Selahattin Demirtaş est incarcéré depuis le 4 novembre 2016 à Edirne, en Turquie, aux confins de la Grèce et de la Bulgarie; il encourt une peine de 183 ans de réclusion parce qu'il croit en la liberté, la démocratie et la paix. Kurde de Turquie, avocat des droits humains, il est le leader charismatique du HDP, parti d'opposition pro-kurde et féministe, le plus progressiste du Proche-Orient. Après Aurore, écrit en prison et paru en 2018, qui a obtenu le prix Montluc Résistance et liberté et le prix Lorientales 2019, Selahattin Demirtaş a continué d'écrire dans une geôle de douze mètres carrés et d'affirmer sa foi dans l'avenir. Elles se nomment Sevtap, Zeynep ou Esmer. Ils s'appellent Devran, Serhat ou Cemsid. Tous, quels qu'ils soient et d'où qu'ils viennent, on les reconnaît, ces gens ordinaires dont le destin se mêle à celui d'un pays, la Turquie. De l'intime au politique, avec lucidité, humour et bienveillance, Selahattin Demirtaş évoque, dans une galerie de portraits drôles, touchants ou révoltants, ceux qui sont soumis à la précarité, l'exil ou les inégalités sociales. D'une grande puissance d'évocation, ce livre, qui nous rappelle que toujours «la roue finira bien par tourner», est une invitation à résister et à ne jamais perdre espoir. Selahattin Demirtaş est nominé pour le prix Nobel de la paix 2019.

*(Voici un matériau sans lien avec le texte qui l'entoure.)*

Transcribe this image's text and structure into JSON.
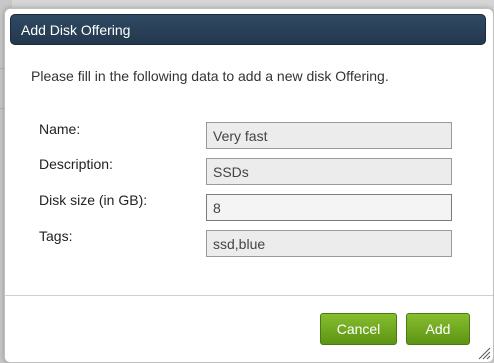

Lors d’une récente émission de la chaîne Habertürk TV l’ex-vice-Premier ministre turc, Bülent Arinç, a recommandé la lecture de ce recueil pour comprendre combien les Kurdes sont maltraités et lésés en Turquie. Cette recommandation a suscité un tollé des nationalistes turcs et la colère d’Erdogan car M. Arinç, avocat pénaliste de formation, affirmait en même temps que l‘acte d’accusation concernant Demirtas était ridicule et intenable, «un travail d’enfant» et demandait la libération du leader kurde en détention préventive depuis 2016 ainsi que celle du philanthrope turc Osman Kavala.